On May 4 port officials stepped in and convened a meeting of the truckers, shippers, and brokers to hammer out an accord that would end the shutdown. Dhanda told KRON Channel 4 News that the agreement reached at that meeting was a step in the right direction. He added that most truckers had decided not to return to work until another meeting could be held on May 6.

At the second meeting the truck drivers rejected the proposed settlement, saying it did not meet their demands. When they resumed their pickets the following day the trucking firms and port officials went to court to try to force them back.

On May 7 the Port of Oakland got a temporary restraining order against the truckers barring them from gathering in front of the trucking terminals in protest.

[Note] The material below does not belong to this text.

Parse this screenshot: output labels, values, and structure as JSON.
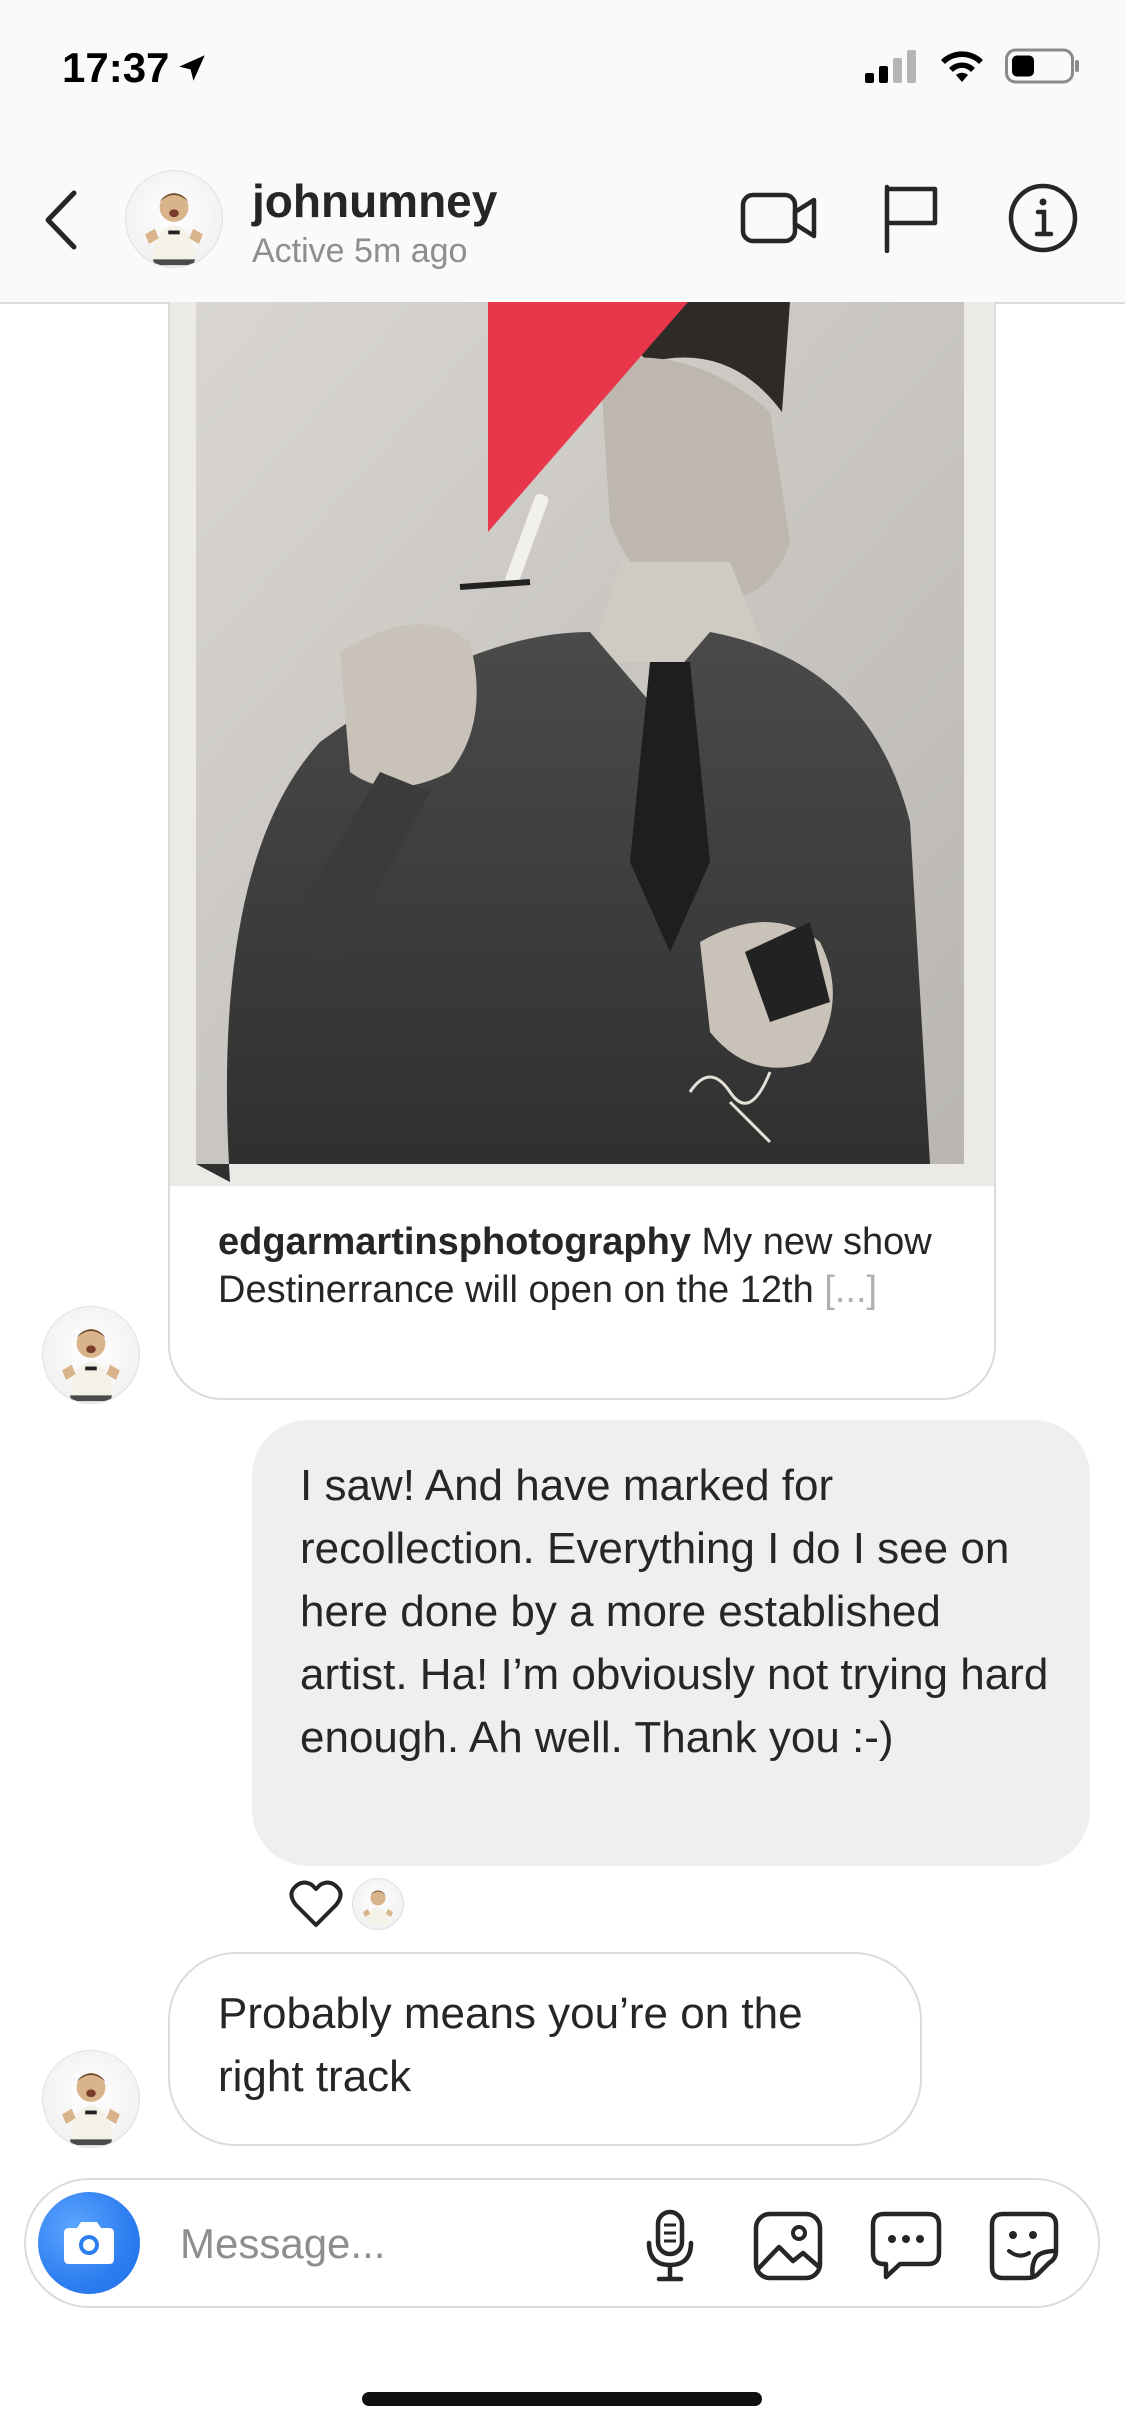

The court order followed a meeting the previous evening between the trucking firms and the drivers where the truckers agreed to return to work in return for the establishment of a committee to address the truckers’ concerns. The committee will meet four times a year to field complaints about pay rates, fuel surcharges, and working conditions.

The panel will include independent truckers, trucking company representatives, port officials, brokers, shipping companies, terminal operators and railroad representatives.

As of May 10, most of the 300 truckers in Oakland had returned to work.

Diesel fuel prices have risen sharply in May and were the spark that caused the shutdown by the truckers. In Modesto, just outside of Oakland, diesel fuel prices have soared by 28 percent in the last year, according to a pricing survey by AAA, climbing to $2.36 a gallon.

Most truck drivers own their own rigs and pay for all of the maintenance, fuel costs, insurance, and other expenses related to trucking. They receive between $50 and $200 per container pulled, depending on where they are taking the load. Factoring in the above expenses, drivers’ wages work out to be about $8 to $9 an hour.

Although the Oakland drivers are not organized into a union, they have received the backing of the Teamsters union. Chuck Mack, secretary-treasurer of Teamsters Local 70 in Oakland and director of the Teamsters Port Division, presented a resolution May 4 to the Port of Oakland backing the drivers. The resolution demanded a fair fuel surcharge and the establishment of a registry of trucking companies. “These workers are the most exploited group of truck drivers in the country,” said Mack. The registry would allow drivers to verify whether the steamship lines and motor carriers are truly passing along the fuel surcharge.